Virtual sex: being a “camgirl” or a “camboy” does not fall under prostitution, according to the Court of Cassation

It is a decision that is not virtual.

Virtual sex: being a “camgirl” or a “camboy” does not fall under prostitution, according to the Court of Cassation

It is a decision that is not virtual. The highest judicial court rejected on Wednesday, in a judgment, an appeal from the National Confederation of Catholic Family Associations (CNAFC) to qualify the sulphurous and lucrative business of sex via webcam as prostitution. In recent years, this pornographic offering has exploded onto hundreds of online platforms.

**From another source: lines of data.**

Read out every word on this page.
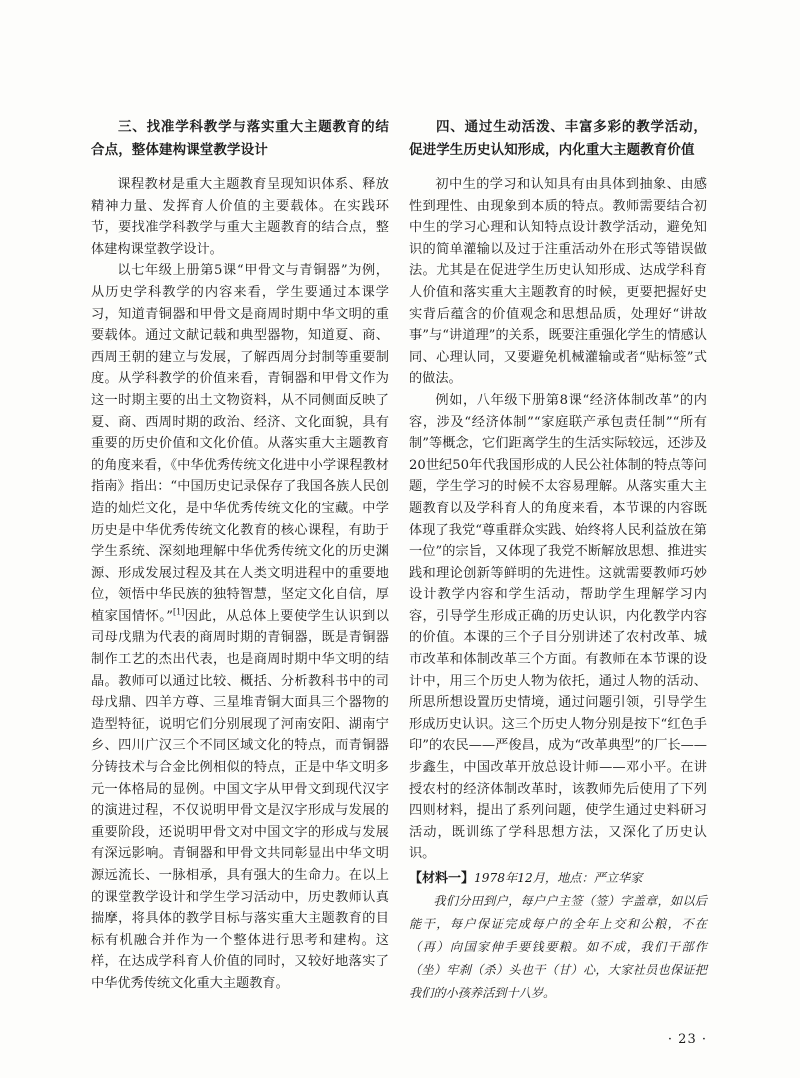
三、找准学科教学与落实重大主题教育的结合点，整体建构课堂教学设计

课程教材是重大主题教育呈现知识体系、释放精神力量、发挥育人价值的主要载体。在实践环节，要找准学科教学与重大主题教育的结合点，整体建构课堂教学设计。

以七年级上册第5课“甲骨文与青铜器”为例，从历史学科教学的内容来看，学生要通过本课学习，知道青铜器和甲骨文是商周时期中华文明的重要载体。通过文献记载和典型器物，知道夏、商、西周王朝的建立与发展，了解西周分封制等重要制度。从学科教学的价值来看，青铜器和甲骨文作为这一时期主要的出土文物资料，从不同侧面反映了夏、商、西周时期的政治、经济、文化面貌，具有重要的历史价值和文化价值。从落实重大主题教育的角度来看，《中华优秀传统文化进中小学课程教材指南》指出：“中国历史记录保存了我国各族人民创造的灿烂文化，是中华优秀传统文化的宝藏。中学历史是中华优秀传统文化教育的核心课程，有助于学生系统、深刻地理解中华优秀传统文化的历史渊源、形成发展过程及其在人类文明进程中的重要地位，领悟中华民族的独特智慧，坚定文化自信，厚植家国情怀。”[1]因此，从总体上要使学生认识到以司母戊鼎为代表的商周时期的青铜器，既是青铜器制作工艺的杰出代表，也是商周时期中华文明的结晶。教师可以通过比较、概括、分析教科书中的司母戊鼎、四羊方尊、三星堆青铜大面具三个器物的造型特征，说明它们分别展现了河南安阳、湖南宁乡、四川广汉三个不同区域文化的特点，而青铜器分铸技术与合金比例相似的特点，正是中华文明多元一体格局的显例。中国文字从甲骨文到现代汉字的演进过程，不仅说明甲骨文是汉字形成与发展的重要阶段，还说明甲骨文对中国文字的形成与发展有深远影响。青铜器和甲骨文共同彰显出中华文明源远流长、一脉相承，具有强大的生命力。在以上的课堂教学设计和学生学习活动中，历史教师认真揣摩，将具体的教学目标与落实重大主题教育的目标有机融合并作为一个整体进行思考和建构。这样，在达成学科育人价值的同时，又较好地落实了中华优秀传统文化重大主题教育。

四、通过生动活泼、丰富多彩的教学活动，促进学生历史认知形成，内化重大主题教育价值

初中生的学习和认知具有由具体到抽象、由感性到理性、由现象到本质的特点。教师需要结合初中生的学习心理和认知特点设计教学活动，避免知识的简单灌输以及过于注重活动外在形式等错误做法。尤其是在促进学生历史认知形成、达成学科育人价值和落实重大主题教育的时候，更要把握好史实背后蕴含的价值观念和思想品质，处理好“讲故事”与“讲道理”的关系，既要注重强化学生的情感认同、心理认同，又要避免机械灌输或者“贴标签”式的做法。

例如，八年级下册第8课“经济体制改革”的内容，涉及“经济体制”“家庭联产承包责任制”“所有制”等概念，它们距离学生的生活实际较远，还涉及20世纪50年代我国形成的人民公社体制的特点等问题，学生学习的时候不太容易理解。从落实重大主题教育以及学科育人的角度来看，本节课的内容既体现了我党“尊重群众实践、始终将人民利益放在第一位”的宗旨，又体现了我党不断解放思想、推进实践和理论创新等鲜明的先进性。这就需要教师巧妙设计教学内容和学生活动，帮助学生理解学习内容，引导学生形成正确的历史认识，内化教学内容的价值。本课的三个子目分别讲述了农村改革、城市改革和体制改革三个方面。有教师在本节课的设计中，用三个历史人物为依托，通过人物的活动、所思所想设置历史情境，通过问题引领，引导学生形成历史认识。这三个历史人物分别是按下“红色手印”的农民——严俊昌，成为“改革典型”的厂长——步鑫生，中国改革开放总设计师——邓小平。在讲授农村的经济体制改革时，该教师先后使用了下列四则材料，提出了系列问题，使学生通过史料研习活动，既训练了学科思想方法，又深化了历史认识。

【材料一】1978年12月，地点：严立华家
我们分田到户，每户户主签（签）字盖章，如以后能干，每户保证完成每户的全年上交和公粮，不在（再）向国家伸手要钱要粮。如不成，我们干部作（坐）牢刹（杀）头也干（甘）心，大家社员也保证把我们的小孩养活到十八岁。
· 23 ·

This association, whose objective is to "promote the family", contested a dismissal, partially confirmed by the Court of Appeal in February 2021, after a judicial investigation opened in 2010 concerning "facts observed on four French sites in pornographic character". "This complaint concerned, in particular, behavior consisting, for young women, in engaging, in front of a camera, in acts of a sexual nature, broadcast live by an audiovisual means of communication to customers who solicited them and remunerated them by a remote means of payment", or the practice of "camgirl", specifies the Court of Cassation.

Prostitution not defined by law

For the CNFAC, the managers of these websites were liable to prosecution for "aggravated pimping" because the "models" of the site would engage in what is qualified as "prostitution". But the Court of Cassation contradicted this reasoning and confirmed that of the Court of Appeal, which starts from the incrimination by the Criminal Code of pimping, "which consists for anyone, in any way whatsoever, in aiding or assisting prostitution others, to protect this activity, to convince a person to engage in it, to benefit from it or to facilitate the exercise of it".

To "determine whether a behavior can be prosecuted as pimping, it is necessary, beforehand, to define what falls under prostitution", which has no definition in the law, but which since a judgment of the criminal chamber of the Court of Cassation of 1996, is defined as a practice which "consists of lending oneself, for remuneration, to physical contact of any kind whatsoever, in order to satisfy the sexual needs of others".

In the absence of physical contact, to say that the practice of "caming" would fall under prostitution "supposes an extension of the definition" of this practice, which the legislator did not "intend" to do, "including at the occasion of recent laws penalizing certain behaviors of a sexual nature", dismisses the Court of Cassation.